Os problemas de brutalidade policial são abordados através de um momento de banda desenhada, em que um polícia detém um alegado bandido que quer comer os cereais a crianças. E ainda há um agente que quer tirar uma selfie com o Paper Boi.

Gosto que “Atlanta” tenha encontrado uma forma de fazer as pessoas rirem-se através do absurdo. Nesse caso, trata-se de um anúncio a cereais que mostra o desiqulíbrio em que está este mundo e a melhor maneira de mostrá-lo pode perfeitamente ser através dos olhos das crianças que nem se importam de partilhar os cereais com um homem com fome, apesar de a polícia o tratar como um delinquente. A minha parte favorita é quando a criança saca da câmara do telemóvel e começa a filmar o agente em auto-defesa. É para rir, sim, mas também é o reflexo da sociedade em que vivemos.

Também ficou surpreendido com a imaginação do Donald Glover?

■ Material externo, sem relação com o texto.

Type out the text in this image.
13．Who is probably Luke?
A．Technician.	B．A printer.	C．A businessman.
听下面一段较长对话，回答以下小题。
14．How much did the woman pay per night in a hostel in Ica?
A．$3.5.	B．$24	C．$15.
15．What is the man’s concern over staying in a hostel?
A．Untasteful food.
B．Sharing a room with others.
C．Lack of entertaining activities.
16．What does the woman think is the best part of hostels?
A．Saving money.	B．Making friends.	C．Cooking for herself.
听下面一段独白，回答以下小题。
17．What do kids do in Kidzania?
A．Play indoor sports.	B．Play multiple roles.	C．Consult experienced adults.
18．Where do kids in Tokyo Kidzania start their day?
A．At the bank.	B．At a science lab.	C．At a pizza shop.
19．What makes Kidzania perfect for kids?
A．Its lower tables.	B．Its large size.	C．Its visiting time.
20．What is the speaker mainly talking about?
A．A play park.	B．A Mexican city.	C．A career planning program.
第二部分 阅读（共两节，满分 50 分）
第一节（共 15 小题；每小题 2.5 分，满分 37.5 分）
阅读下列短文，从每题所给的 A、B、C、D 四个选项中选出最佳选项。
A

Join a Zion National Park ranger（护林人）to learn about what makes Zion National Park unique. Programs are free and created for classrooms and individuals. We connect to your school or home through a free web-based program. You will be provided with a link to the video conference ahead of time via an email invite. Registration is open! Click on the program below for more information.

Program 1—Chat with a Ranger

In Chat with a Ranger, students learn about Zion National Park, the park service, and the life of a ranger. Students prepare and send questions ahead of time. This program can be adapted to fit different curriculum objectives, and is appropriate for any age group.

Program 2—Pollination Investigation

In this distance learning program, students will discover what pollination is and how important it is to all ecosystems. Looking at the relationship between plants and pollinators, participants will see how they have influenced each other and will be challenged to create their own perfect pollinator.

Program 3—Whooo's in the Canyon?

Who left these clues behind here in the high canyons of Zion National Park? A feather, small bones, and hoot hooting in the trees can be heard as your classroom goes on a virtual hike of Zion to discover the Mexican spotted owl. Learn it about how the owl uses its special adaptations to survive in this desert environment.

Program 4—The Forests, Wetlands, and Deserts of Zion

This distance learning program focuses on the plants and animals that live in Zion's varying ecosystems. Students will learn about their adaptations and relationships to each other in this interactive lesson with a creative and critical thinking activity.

Nada surpreendido. Já conhecia o lado criativo dele, seja como rapper Childish Gambino ou no filme que ele fez em 2009, “Mystery Team”. Sempre adorei a visão dele do mundo, que é tão próxima da minha. Acho que foi isso que tornou esta série tão especial: senti que conhecia o Donald desde sempre. O Donald é um génio: criou estas personagens de forma tão impressionante que conseguem relacionar-se com qualquer pessoa de qualquer parte do mundo.

Surpreendeu-me muito o tipo de humor da série, algo que não víamos há tanto tempo: surreal e experimental.

É refrescante. É como um grande copo de água gelada no dia mais quente do verão. E nós estávamos sedentos de algo assim – pelo menos eu estava – de sermos representados desta forma na televisão. A última vez que me lembro foi com o “Chapelle Show”, que além de hilariante e absurdo, tinha muita coisa com que me identificava. Estamos muito orgulhosos de poder criar momentos com carros invisíveis ou ter um Justin Bieber preto ao memso tempo que falamos de coisas importantes.

E vê o Paper Boi como um rapper de sucesso?

Não só o Paper Boi mas também o Alfred! Desde que eles se mantenham afastados de problemas, vai correr tudo bem!